Detalhes cruciais da Segunda Guerra Mundial em “Pressão”
Para os amantes de dramas históricos e narrativas baseadas em fatos, “Pressão”, com 100 minutos e direção de Anthony Maras, oferece uma perspectiva única sobre a Segunda Guerra Mundial. Considerado um “filme para pais” de 2026, a produção explora um aspecto pouco conhecido do Dia D: a importância dos especialistas que coordenaram o planejamento meteorológico. Adaptado de uma peça teatral de 2014, o longa destaca o esforço para garantir as condições climáticas ideais para a operação. O vencedor do Oscar, Brendan Fraser, interpreta Dwight D. Eisenhower, enquanto Andrew Scott assume o papel de James Stagg, o meteorologista escocês que convenceu o General a adiar a invasão para evitar uma tempestade, mostrando como pequenos detalhes podem mudar o curso da história.

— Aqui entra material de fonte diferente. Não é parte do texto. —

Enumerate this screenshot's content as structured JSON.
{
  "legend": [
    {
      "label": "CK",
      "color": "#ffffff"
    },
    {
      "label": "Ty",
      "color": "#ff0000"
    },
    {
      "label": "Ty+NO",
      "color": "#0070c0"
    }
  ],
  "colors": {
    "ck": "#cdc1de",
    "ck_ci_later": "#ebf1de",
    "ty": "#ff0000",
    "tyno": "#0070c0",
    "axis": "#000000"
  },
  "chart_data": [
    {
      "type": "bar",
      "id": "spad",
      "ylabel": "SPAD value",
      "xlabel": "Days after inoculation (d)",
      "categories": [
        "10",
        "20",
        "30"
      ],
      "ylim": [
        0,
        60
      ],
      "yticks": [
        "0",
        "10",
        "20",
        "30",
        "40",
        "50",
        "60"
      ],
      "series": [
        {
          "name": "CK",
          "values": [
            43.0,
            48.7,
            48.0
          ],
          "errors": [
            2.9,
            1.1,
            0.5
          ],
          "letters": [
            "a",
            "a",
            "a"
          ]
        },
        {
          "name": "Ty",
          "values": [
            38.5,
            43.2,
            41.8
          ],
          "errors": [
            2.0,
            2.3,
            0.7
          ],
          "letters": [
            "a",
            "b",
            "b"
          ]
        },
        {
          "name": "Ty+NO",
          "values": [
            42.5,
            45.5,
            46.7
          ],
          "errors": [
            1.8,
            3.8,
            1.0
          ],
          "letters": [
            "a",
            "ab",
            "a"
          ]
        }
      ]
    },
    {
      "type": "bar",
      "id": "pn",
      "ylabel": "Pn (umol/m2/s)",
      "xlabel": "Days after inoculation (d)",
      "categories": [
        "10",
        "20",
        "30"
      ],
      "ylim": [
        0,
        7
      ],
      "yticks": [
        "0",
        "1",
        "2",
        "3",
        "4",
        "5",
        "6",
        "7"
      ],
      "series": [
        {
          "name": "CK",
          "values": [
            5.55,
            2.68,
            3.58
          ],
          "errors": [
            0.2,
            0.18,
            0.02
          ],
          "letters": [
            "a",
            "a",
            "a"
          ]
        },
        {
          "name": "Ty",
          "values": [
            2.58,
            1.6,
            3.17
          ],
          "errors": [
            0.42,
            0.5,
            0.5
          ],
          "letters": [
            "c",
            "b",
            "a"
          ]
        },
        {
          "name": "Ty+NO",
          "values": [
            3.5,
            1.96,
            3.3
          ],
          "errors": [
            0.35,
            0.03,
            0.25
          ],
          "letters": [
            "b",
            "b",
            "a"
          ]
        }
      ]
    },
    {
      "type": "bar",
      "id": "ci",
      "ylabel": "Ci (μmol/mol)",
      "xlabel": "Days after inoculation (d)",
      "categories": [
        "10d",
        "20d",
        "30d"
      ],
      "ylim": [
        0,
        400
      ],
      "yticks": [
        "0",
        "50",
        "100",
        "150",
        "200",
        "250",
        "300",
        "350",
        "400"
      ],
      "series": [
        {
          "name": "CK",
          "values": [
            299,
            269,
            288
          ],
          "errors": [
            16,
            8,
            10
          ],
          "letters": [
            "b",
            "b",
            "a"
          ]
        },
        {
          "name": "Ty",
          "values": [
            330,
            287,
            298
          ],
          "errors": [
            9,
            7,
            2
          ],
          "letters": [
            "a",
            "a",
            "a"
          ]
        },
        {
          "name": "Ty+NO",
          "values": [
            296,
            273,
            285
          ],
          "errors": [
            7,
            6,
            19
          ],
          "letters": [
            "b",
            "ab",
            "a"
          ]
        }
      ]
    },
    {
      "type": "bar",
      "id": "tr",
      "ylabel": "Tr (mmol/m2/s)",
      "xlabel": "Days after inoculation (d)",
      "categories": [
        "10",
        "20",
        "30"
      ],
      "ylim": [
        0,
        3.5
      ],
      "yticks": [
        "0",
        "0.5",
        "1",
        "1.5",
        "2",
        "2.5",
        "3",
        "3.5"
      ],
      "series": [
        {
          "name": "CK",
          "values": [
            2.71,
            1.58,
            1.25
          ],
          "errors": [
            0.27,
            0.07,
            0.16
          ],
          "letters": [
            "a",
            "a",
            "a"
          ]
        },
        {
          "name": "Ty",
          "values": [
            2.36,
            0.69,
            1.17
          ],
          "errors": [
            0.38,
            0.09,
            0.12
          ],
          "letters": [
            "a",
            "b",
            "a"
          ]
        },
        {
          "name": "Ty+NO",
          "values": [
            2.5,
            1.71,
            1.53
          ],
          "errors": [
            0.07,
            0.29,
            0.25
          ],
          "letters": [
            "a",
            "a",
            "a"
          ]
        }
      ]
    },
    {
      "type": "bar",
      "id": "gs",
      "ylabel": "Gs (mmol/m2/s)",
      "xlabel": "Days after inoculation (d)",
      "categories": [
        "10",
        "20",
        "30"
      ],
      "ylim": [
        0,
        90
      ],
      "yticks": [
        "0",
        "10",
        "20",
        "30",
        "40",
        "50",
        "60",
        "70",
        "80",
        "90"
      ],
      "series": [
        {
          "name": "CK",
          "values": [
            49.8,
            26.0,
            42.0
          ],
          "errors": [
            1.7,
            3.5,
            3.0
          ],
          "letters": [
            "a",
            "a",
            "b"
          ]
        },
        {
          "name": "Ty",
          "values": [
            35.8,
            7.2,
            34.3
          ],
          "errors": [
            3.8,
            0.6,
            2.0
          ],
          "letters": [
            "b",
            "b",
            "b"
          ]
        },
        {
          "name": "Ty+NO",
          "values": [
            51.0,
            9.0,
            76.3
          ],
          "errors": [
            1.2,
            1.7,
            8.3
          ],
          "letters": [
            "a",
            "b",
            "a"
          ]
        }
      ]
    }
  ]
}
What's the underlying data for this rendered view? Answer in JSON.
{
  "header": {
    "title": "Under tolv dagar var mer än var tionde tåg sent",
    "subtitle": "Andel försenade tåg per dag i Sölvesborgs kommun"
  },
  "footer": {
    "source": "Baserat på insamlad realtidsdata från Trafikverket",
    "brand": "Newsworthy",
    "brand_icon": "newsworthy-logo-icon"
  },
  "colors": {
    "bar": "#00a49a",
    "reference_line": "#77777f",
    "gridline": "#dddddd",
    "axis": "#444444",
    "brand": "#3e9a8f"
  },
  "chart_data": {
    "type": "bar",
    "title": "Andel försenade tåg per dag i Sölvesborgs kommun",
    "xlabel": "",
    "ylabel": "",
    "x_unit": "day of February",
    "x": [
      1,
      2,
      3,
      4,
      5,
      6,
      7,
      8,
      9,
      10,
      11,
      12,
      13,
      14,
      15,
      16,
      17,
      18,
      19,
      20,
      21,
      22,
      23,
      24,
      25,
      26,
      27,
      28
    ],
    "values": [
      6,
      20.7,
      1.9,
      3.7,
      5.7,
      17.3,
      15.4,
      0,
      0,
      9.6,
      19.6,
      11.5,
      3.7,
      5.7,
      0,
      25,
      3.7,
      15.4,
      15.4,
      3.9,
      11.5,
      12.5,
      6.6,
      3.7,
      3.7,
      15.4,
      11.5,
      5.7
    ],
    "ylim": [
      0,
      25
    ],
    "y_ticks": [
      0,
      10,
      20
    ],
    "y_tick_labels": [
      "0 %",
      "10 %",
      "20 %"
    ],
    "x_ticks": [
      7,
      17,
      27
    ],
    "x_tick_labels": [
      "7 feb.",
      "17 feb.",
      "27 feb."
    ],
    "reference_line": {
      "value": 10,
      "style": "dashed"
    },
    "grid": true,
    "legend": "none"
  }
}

Análise social e estilo em “Eu amo Boosters” de Boots Riley
O diretor Boots Riley, conhecido por seu trabalho em “Sorry to Bother You”, apresenta sua mais recente obra, “Eu amo Boosters”, com 112 minutos. O filme se destaca como uma reflexão perspicaz sobre a cultura contemporânea, a indústria da moda e o sistema capitalista. Longe de ser uma simples descrição de furtos em lojas de grife, a narrativa aborda os “flagrantes”, termo usado para furtos, com uma complexidade e originalidade que se aprofundam em críticas sociais. Keke Palmer lidera um elenco talentoso, que inclui Naomi Ackie, Taylour Paige e Demi Moore. A produção, apesar de ter tido seu impacto inicial reduzido por um lançamento que coincidiu com outros sucessos independentes, merece ser descoberta no mercado de vídeo sob demanda por sua mensagem provocadora e relevante.
Comédia musical “Balada poderosa” reforça o poder da música
O diretor John Carney, famoso por filmes como “Once” e “Sing Street”, traz “Balada poderosa”, uma nova opção para o entretenimento doméstico. Com 98 minutos, o longa-metragem reforça a crença do cineasta no poder transformador da música, entregando uma comédia cativante e leve. Paul Rudd estrela como um cantor de casamentos que, em um encontro casual, conhece uma estrela pop em declínio, interpretada por Nick Jonas. A colaboração improvável leva a uma noite de composições, mas a situação se complica quando uma das músicas de Rudd se torna um sucesso nas mãos de Jonas. Doce e divertido, o filme teve uma passagem discreta pelos cinemas, mas é ideal para quem busca uma história inspiradora e com boa trilha sonora em casa.